If you run a process and you cannot obtain a bid at or in excess of your target price, you should stay independent unless you are in a distressed situation. As painful as it is to the senior management team and the entire company to go through a sale proceess and end up with nothing, the alternative – accepting a price that you believe is not fair – is worse. I’ve seen plenty of companies go through a sale process, come up with nothing good, and then go back to business and continue to create value and come up with a much better deal a few years later. It’s tough the first six months or so, but then everyone moves on and the failed process becomes a distant memory.
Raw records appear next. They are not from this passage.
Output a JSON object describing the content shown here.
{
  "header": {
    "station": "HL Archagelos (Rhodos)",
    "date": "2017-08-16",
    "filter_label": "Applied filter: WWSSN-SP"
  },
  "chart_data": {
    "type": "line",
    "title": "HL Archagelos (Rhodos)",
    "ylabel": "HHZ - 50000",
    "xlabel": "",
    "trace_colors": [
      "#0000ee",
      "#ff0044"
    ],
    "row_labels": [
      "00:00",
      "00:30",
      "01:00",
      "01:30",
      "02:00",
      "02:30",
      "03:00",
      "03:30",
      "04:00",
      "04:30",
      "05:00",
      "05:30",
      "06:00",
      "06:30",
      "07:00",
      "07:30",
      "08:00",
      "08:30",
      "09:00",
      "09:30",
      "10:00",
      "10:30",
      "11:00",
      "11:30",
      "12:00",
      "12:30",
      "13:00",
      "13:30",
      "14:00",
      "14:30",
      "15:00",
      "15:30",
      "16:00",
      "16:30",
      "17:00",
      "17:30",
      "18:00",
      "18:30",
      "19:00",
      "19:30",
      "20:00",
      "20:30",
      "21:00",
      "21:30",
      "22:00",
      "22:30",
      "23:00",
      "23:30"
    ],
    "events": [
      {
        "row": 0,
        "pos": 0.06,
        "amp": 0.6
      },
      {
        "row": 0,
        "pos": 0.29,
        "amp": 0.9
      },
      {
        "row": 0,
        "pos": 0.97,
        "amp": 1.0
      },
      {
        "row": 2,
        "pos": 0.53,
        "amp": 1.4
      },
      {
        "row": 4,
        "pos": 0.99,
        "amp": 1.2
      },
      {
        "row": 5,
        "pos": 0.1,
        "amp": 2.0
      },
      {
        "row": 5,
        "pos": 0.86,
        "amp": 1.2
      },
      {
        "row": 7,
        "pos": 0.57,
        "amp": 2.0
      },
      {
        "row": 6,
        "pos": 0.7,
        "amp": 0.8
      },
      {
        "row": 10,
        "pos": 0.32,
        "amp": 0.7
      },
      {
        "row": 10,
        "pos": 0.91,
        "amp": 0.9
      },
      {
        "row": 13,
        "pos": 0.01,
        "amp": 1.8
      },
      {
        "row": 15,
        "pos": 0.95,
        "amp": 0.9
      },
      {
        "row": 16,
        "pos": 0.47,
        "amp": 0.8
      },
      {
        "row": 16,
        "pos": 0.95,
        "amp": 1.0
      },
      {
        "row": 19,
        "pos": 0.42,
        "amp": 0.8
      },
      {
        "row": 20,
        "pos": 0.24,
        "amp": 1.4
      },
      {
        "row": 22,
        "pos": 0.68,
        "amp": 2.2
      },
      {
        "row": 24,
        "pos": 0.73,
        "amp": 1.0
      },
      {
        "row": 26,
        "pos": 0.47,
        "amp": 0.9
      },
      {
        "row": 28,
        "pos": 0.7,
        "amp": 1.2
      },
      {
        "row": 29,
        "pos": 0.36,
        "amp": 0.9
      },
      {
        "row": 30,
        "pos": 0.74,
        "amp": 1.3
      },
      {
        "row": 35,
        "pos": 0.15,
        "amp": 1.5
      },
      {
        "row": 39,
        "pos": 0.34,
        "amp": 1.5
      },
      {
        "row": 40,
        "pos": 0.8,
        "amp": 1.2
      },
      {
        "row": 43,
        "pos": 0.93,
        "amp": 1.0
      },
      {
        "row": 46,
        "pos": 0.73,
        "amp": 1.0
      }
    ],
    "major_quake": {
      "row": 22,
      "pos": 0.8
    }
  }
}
If a buyer meets or exceeds your target price, you will want to seriously consider the offer. If you made the decision to sell the company, ran a process, and hit your target price, you should think very hard before walking away from the deal. If however, you did not set out to sell the company, but were approached, that is another story. I’ve seen many entrepreneurs regret selling after the fact. Don’t let a great price force you into a sale that you are not ready to live with.
In summary, when selling your company, do the work upfront to get to a target price that makes sense to you, your senior team, your investors, and will make sense to the universe of buyers you want to target. Then figure out how to get multiple bidders to the table to get the best price. And make sure you want to sell the business before you go through with all of that. Because getting a great price for your business is not easy and when you’ve accomplished that, you’ll want to be able to say yes comfortably.